By looking at the ratio, investors can target companies that are able to generate more profits from their revenue. This is so because the higher net income margin entitles the investors to more dividends, ultimately. Whether the company decides to pay is an entirely different discussion.
Net profit margin has issues too.
As with all financial ratios, this ratio, too, is useless on its own. You need to compare it with that of other firms to get any value. Investors can compare companies’ net profit margins with their peers (direct competitors) across:
- Their geographical locations (Where the companies “do business”).
- Industry group (The type of products or services that the company creates or sells)
- Size (Market capitalization), etc.
Making the net profit margin a useful ratio is not achieved by comparisons with peers only. Investors can compare a company with itself, by comparing its values from one financial period to another financial period.
Without these comparisons, the ratio will be of little use to the investor because it would simply be a number without any meaning.
The net profit margin of Nigerian companies.
Now, to the interesting part. This post would not be complete if it was “all about the theory” of net income calculation. I guess that most readers will be like “where are the top companies nau?”. We have you covered. As usual, we collected the data for all listed Nigerian companies and have computed the values for their net profit margin.
The data collected included net profit, total revenue, and industry group classification for all the companies. We had to decide on which period to collect the data for. Remember that the net profit margin needs a basis for comparison; either by peer comparison or period-to-period comparison. To conduct a peer-to-peer comparison, the data collected needs to be for a comparable period. Therefore, we collected data for each company, from the last twelve months. The net profit margin was calculated and the top 10 companies are presented below.

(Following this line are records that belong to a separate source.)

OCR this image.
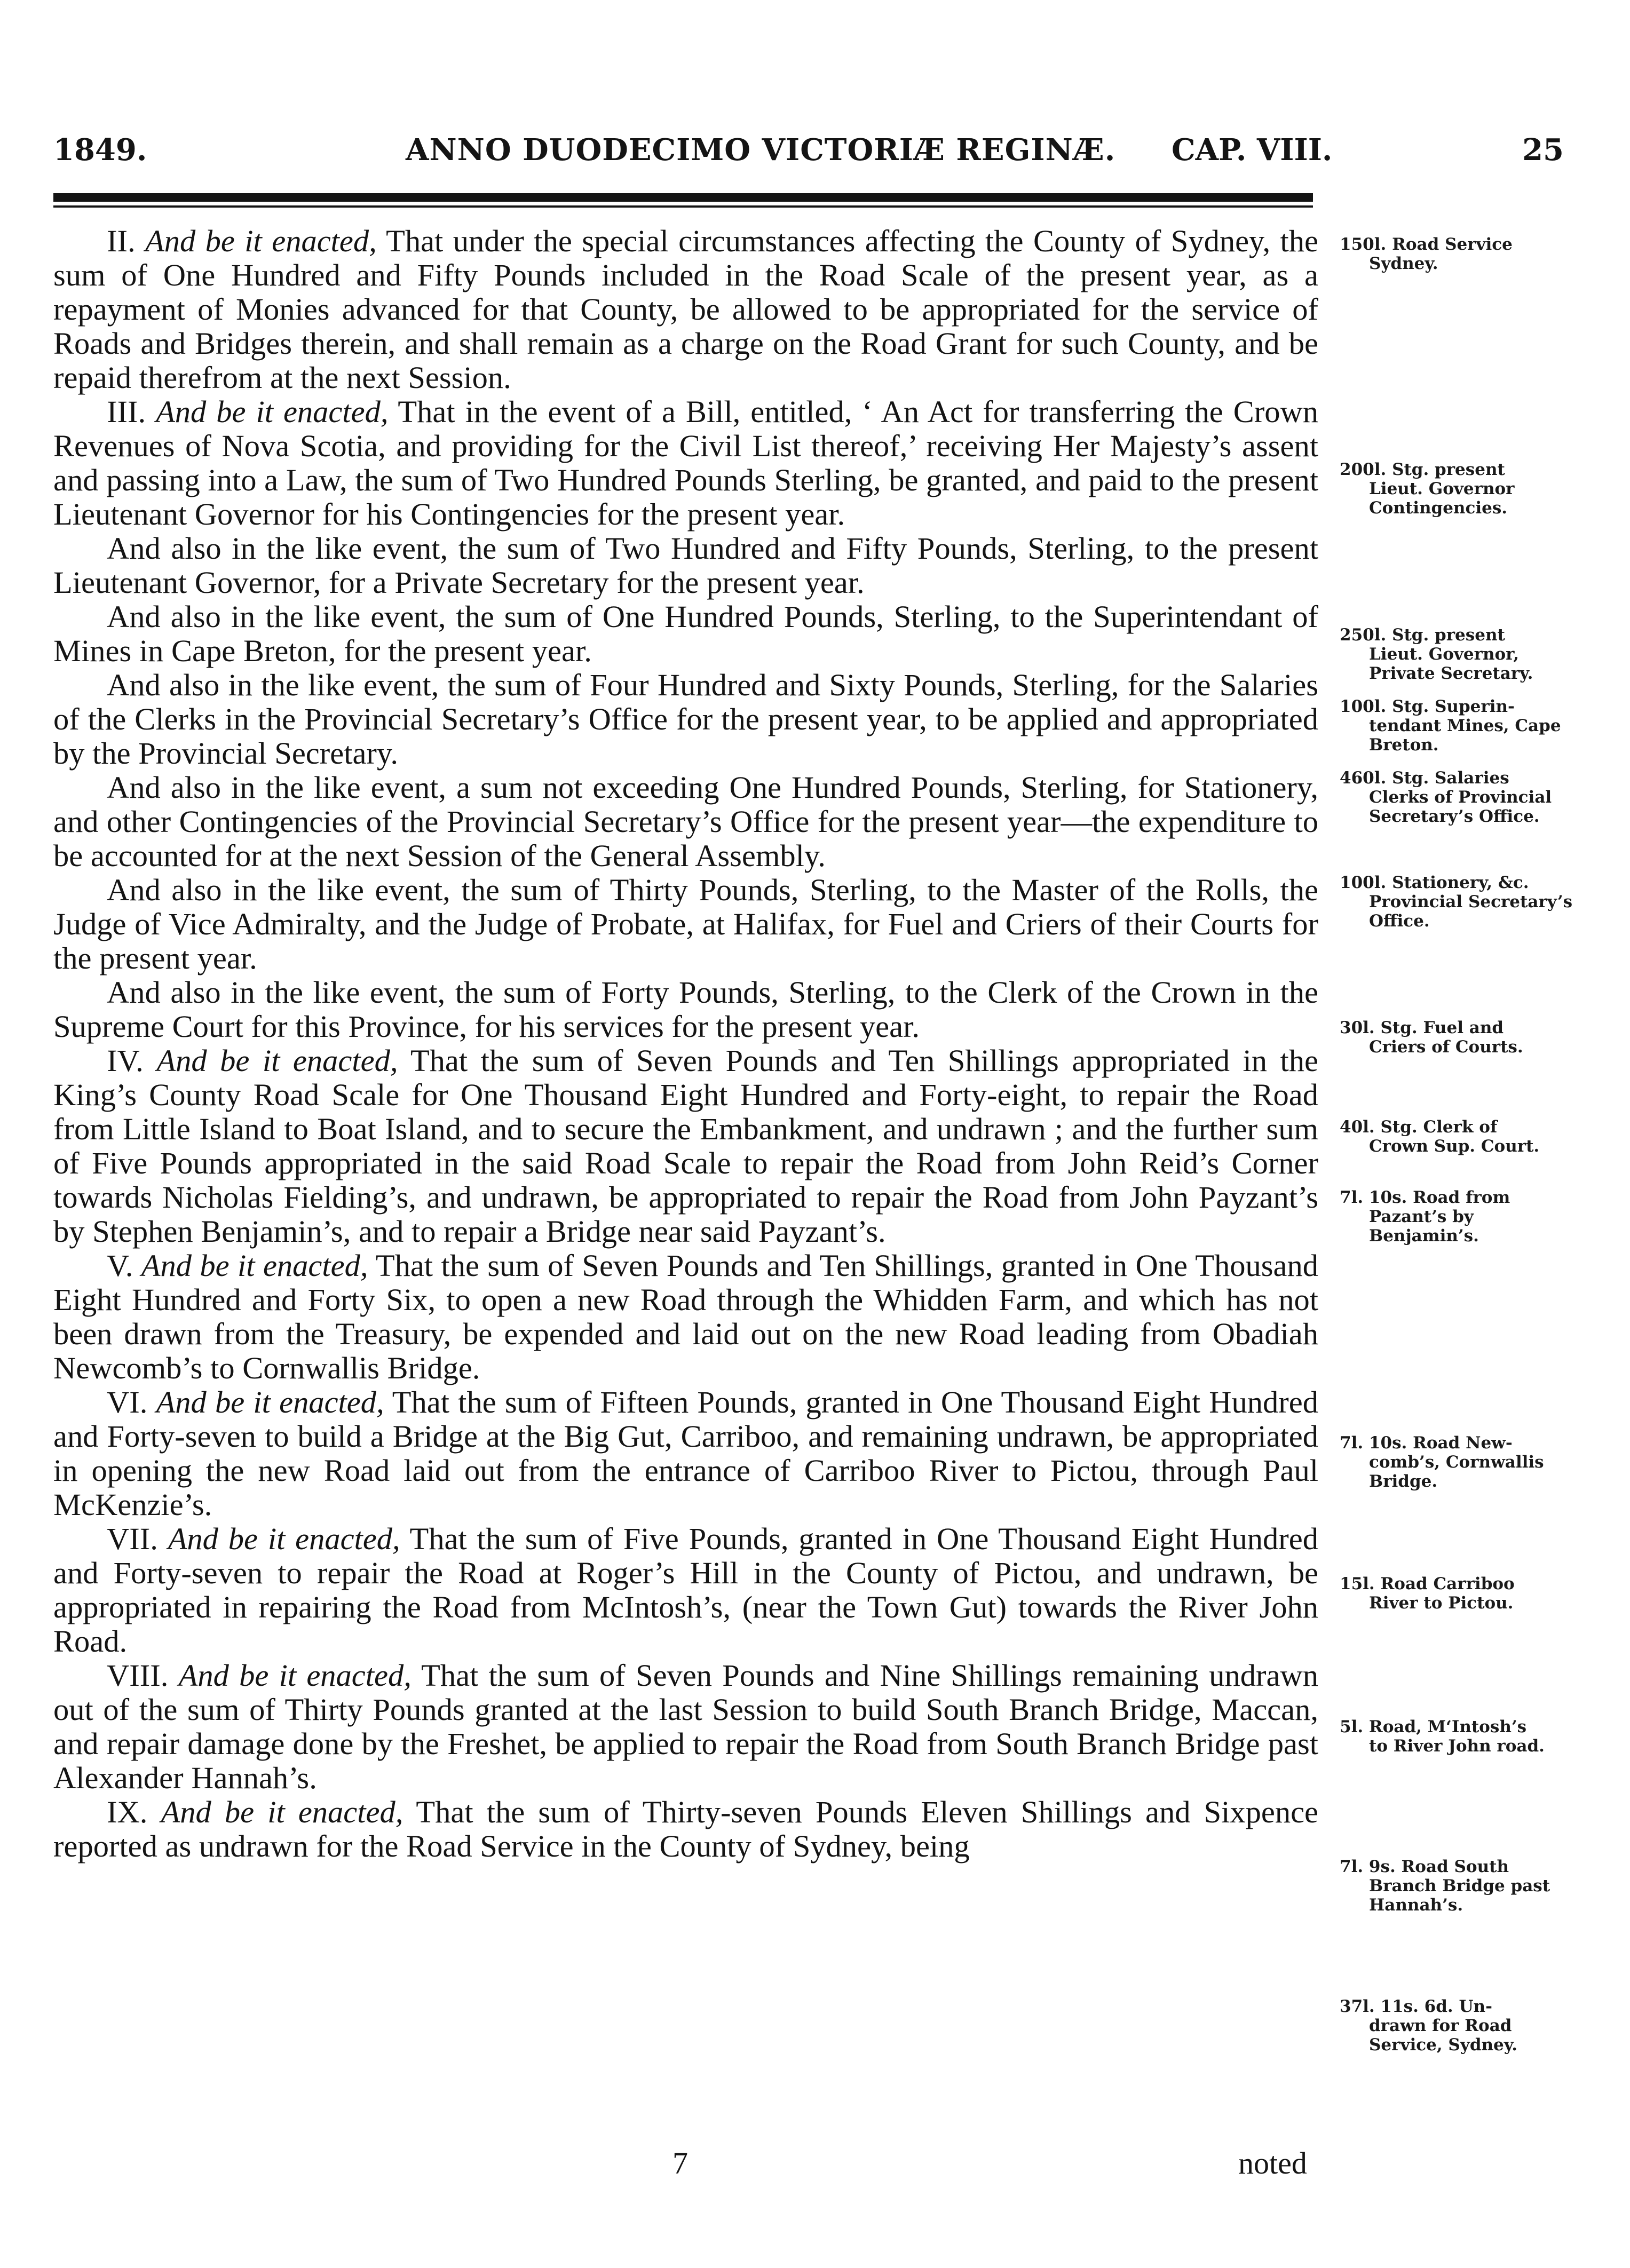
1849.	ANNO DUODECIMO VICTORIÆ REGINÆ. CAP. VIII.	25

II. And be it enacted, That under the special circumstances affecting the County of Sydney, the sum of One Hundred and Fifty Pounds included in the Road Scale of the present year, as a repayment of Monies advanced for that County, be allowed to be appropriated for the service of Roads and Bridges therein, and shall remain as a charge on the Road Grant for such County, and be repaid therefrom at the next Session.

III. And be it enacted, That in the event of a Bill, entitled, ‘ An Act for transferring the Crown Revenues of Nova Scotia, and providing for the Civil List thereof,’ receiving Her Majesty’s assent and passing into a Law, the sum of Two Hundred Pounds Sterling, be granted, and paid to the present Lieutenant Governor for his Contingencies for the present year.

And also in the like event, the sum of Two Hundred and Fifty Pounds, Sterling, to the present Lieutenant Governor, for a Private Secretary for the present year.

And also in the like event, the sum of One Hundred Pounds, Sterling, to the Superintendant of Mines in Cape Breton, for the present year.

And also in the like event, the sum of Four Hundred and Sixty Pounds, Sterling, for the Salaries of the Clerks in the Provincial Secretary’s Office for the present year, to be applied and appropriated by the Provincial Secretary.

And also in the like event, a sum not exceeding One Hundred Pounds, Sterling, for Stationery, and other Contingencies of the Provincial Secretary’s Office for the present year—the expenditure to be accounted for at the next Session of the General Assembly.

And also in the like event, the sum of Thirty Pounds, Sterling, to the Master of the Rolls, the Judge of Vice Admiralty, and the Judge of Probate, at Halifax, for Fuel and Criers of their Courts for the present year.

And also in the like event, the sum of Forty Pounds, Sterling, to the Clerk of the Crown in the Supreme Court for this Province, for his services for the present year.

IV. And be it enacted, That the sum of Seven Pounds and Ten Shillings appropriated in the King’s County Road Scale for One Thousand Eight Hundred and Forty-eight, to repair the Road from Little Island to Boat Island, and to secure the Embankment, and undrawn ; and the further sum of Five Pounds appropriated in the said Road Scale to repair the Road from John Reid’s Corner towards Nicholas Fielding’s, and undrawn, be appropriated to repair the Road from John Payzant’s by Stephen Benjamin’s, and to repair a Bridge near said Payzant’s.

V. And be it enacted, That the sum of Seven Pounds and Ten Shillings, granted in One Thousand Eight Hundred and Forty Six, to open a new Road through the Whidden Farm, and which has not been drawn from the Treasury, be expended and laid out on the new Road leading from Obadiah Newcomb’s to Cornwallis Bridge.

VI. And be it enacted, That the sum of Fifteen Pounds, granted in One Thousand Eight Hundred and Forty-seven to build a Bridge at the Big Gut, Carriboo, and remaining undrawn, be appropriated in opening the new Road laid out from the entrance of Carriboo River to Pictou, through Paul McKenzie’s.

VII. And be it enacted, That the sum of Five Pounds, granted in One Thousand Eight Hundred and Forty-seven to repair the Road at Roger’s Hill in the County of Pictou, and undrawn, be appropriated in repairing the Road from McIntosh’s, (near the Town Gut) towards the River John Road.

VIII. And be it enacted, That the sum of Seven Pounds and Nine Shillings remaining undrawn out of the sum of Thirty Pounds granted at the last Session to build South Branch Bridge, Maccan, and repair damage done by the Freshet, be applied to repair the Road from South Branch Bridge past Alexander Hannah’s.

IX. And be it enacted, That the sum of Thirty-seven Pounds Eleven Shillings and Sixpence reported as undrawn for the Road Service in the County of Sydney, being

150l. Road Service
Sydney.
200l. Stg. present
Lieut. Governor Contingencies.
250l. Stg. present
Lieut. Governor, Private Secretary.
100l. Stg. Superin-
tendant Mines, Cape Breton.
460l. Stg. Salaries
Clerks of Provincial Secretary’s Office.
100l. Stationery, &c.
Provincial Secretary’s Office.
30l. Stg. Fuel and
Criers of Courts.
40l. Stg. Clerk of
Crown Sup. Court.
7l. 10s. Road from
Pazant’s by Benjamin’s.
7l. 10s. Road New-
comb’s, Cornwallis Bridge.
15l. Road Carriboo
River to Pictou.
5l. Road, M‘Intosh’s
to River John road.
7l. 9s. Road South
Branch Bridge past Hannah’s.
37l. 11s. 6d. Un-
drawn for Road Service, Sydney.
7	noted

Highlights of the results.
The results were filtered to remove companies whose net income was negative (net loss, instead of net profit). We also removed companies that we could not get enough information to reasonably compute their ratios. Finally, JAPAULGOLD was removed because its business classification changed during the period under review and it would have been in between groups. Having accounted for all these, some of the key observations that were made include:
- The diversified financial industry group has the highest median net profit margin (52%). It should be noted, though, that there were only two companies in the group that we could account for – UCAP and STANBIC.
- The energy industry group has the lowest median margin (2%). There are six companies that we accounted for and 11 Plc had the highest net profit margin (6%) in the Energy industry.

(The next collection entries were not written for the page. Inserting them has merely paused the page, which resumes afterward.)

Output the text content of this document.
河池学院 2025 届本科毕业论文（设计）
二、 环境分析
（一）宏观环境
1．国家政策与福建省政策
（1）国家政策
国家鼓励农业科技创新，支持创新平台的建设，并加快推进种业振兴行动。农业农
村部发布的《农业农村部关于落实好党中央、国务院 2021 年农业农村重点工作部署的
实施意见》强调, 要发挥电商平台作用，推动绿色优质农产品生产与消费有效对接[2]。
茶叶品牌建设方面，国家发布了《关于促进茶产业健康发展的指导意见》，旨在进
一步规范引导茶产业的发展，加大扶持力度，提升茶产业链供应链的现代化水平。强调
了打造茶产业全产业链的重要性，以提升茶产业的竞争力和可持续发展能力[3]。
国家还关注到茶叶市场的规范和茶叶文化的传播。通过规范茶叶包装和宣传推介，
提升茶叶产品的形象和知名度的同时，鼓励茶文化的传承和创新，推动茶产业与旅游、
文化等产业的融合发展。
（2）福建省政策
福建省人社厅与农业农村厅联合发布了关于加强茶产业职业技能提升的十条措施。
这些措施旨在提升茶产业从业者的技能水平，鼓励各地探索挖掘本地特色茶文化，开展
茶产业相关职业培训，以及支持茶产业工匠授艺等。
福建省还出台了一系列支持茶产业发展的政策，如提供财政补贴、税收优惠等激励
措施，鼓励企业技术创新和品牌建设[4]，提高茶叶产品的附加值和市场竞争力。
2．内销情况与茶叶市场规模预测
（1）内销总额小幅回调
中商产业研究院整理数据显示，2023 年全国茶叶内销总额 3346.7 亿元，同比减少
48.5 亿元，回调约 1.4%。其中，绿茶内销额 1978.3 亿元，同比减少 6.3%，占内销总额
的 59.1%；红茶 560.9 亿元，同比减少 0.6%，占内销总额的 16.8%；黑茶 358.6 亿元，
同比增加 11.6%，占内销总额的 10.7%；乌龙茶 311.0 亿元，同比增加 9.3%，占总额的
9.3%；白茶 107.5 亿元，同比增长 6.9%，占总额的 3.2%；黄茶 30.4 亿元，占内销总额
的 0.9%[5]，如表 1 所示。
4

- AFRIPRUD has the highest ratio (62%), retaining ₦2.26 billion in profits out of ₦3.68 billion revenue – impressive stuff, right?

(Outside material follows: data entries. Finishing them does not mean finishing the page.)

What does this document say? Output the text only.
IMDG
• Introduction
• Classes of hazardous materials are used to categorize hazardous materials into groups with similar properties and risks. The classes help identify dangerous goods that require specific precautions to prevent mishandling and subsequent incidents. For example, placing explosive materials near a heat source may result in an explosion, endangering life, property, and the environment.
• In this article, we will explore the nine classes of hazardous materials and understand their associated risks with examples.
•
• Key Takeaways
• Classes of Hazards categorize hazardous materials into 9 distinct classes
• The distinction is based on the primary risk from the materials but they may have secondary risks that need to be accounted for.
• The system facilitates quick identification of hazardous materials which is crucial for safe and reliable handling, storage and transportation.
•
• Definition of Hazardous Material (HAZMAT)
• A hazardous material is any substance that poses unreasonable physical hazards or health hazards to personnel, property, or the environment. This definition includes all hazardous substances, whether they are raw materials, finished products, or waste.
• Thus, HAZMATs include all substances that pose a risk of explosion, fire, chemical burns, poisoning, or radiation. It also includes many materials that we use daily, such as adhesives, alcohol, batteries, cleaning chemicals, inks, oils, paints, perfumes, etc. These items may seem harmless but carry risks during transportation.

- RAKUNITY has the lowest net profit margin (0.03%), retaining ₦565,000 in profits out of ₦2.25 billion.
- The median ratio for the 75 companies that we could account for was 12%. Since 75 companies account for less than half of the total listed companies, it can be estimated that the median net profit margin could be significantly lower than 12%. Is this good for the markets?
If you would like to download the full result (excel file), please click this link.
Takeaways from the net profit margin results
Net profit margin figures tell us how much of the company’s revenue has been retained for the shareholders of the company after deducting all the costs that the company requires to generate that revenue. The higher the margin, the better. A higher net profit margin implies a company that could have more money to pay its shareholders (dividends), transfer to other reserves, or maybe re-invest in the business.
If you are a dividend hunter, you could be well served by identifying companies that sit at the top of this kind of table as they are the most likely to pay dividends.